KEAP1 retention in phase-separated p62 bodies drives liver damage under autophagy-deficient conditions.

Phase-separated p62 bodies activate NRF2, a key transcription factor for antioxidant response, by sequestering KEAP1, which targets NRF2 for degradation. Although p62 bodies containing KEAP1 are degraded by autophagy, they accumulate in various liver disorders.
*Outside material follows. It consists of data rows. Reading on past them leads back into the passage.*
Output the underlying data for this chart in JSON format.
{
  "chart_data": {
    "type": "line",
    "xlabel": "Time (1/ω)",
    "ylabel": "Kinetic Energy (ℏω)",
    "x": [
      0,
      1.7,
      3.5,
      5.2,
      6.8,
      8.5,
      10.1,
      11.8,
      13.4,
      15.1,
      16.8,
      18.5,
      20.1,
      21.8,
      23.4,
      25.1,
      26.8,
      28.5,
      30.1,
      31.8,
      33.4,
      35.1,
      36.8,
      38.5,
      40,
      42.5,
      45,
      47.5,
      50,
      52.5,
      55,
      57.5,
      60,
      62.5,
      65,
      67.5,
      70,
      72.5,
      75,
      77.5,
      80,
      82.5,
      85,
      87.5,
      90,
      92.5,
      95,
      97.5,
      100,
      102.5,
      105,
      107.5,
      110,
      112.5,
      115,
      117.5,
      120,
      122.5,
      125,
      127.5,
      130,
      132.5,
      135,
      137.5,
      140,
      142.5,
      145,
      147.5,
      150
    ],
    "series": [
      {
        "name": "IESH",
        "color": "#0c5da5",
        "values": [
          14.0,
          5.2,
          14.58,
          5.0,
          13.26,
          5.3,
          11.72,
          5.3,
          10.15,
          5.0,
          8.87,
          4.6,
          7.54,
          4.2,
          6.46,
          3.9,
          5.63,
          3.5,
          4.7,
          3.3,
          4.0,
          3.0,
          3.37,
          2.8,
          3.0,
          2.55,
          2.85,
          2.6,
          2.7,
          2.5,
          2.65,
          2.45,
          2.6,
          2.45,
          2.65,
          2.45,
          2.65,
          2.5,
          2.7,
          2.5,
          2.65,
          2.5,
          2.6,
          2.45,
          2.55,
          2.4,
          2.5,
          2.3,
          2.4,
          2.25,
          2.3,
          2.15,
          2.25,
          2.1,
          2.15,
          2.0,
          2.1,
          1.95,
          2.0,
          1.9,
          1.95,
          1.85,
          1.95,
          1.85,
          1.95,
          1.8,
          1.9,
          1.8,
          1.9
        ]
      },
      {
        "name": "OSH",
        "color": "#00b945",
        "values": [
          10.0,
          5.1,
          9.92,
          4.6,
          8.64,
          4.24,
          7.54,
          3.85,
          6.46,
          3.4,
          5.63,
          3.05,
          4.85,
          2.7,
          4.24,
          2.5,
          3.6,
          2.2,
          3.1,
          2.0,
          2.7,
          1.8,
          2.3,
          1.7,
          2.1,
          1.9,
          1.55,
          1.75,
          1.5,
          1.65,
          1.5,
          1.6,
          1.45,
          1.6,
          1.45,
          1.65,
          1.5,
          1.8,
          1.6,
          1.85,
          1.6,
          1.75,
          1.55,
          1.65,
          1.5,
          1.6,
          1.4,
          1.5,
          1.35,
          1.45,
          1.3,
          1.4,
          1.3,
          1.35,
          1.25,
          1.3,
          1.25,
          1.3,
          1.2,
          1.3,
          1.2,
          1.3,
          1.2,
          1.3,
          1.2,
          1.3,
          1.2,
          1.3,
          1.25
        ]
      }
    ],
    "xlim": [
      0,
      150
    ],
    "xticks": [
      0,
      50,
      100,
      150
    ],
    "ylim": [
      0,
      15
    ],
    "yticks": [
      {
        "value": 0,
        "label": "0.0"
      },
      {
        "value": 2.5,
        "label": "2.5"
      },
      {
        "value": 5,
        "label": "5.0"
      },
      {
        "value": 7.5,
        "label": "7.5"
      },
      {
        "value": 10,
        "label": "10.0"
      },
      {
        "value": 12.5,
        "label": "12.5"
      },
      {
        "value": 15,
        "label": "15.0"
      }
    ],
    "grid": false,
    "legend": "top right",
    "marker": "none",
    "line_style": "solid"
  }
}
Their precise disease role remains unclear. We show that excessive KEAP1 retention in p62 bodies and NRF2 activation are major causes of liver damage when autophagy is impaired. In mice with weakened or blocked p62-KEAP1 interactions, KEAP1 retention and NRF2 activation under autophagy-deficient conditions were suppressed. Transcriptome and proteome analyses reveal that p62 mutants unable to bind KEAP1 normalize the expression of NRF2 targets induced by defective autophagy. Autophagy deficiency causes organelle accumulation, especially of the ER, regardless of p62 mutation. Liver damage and hepatomegaly resulting from autophagy suppression markedly improved in mice carrying p62 mutants, particularly those with blocked KEAP1 binding. These findings highlight excessive KEAP1 retention in p62 bodies and defective organelle turnover as key drivers of liver pathology, underscoring the significance of phase separation in vivo.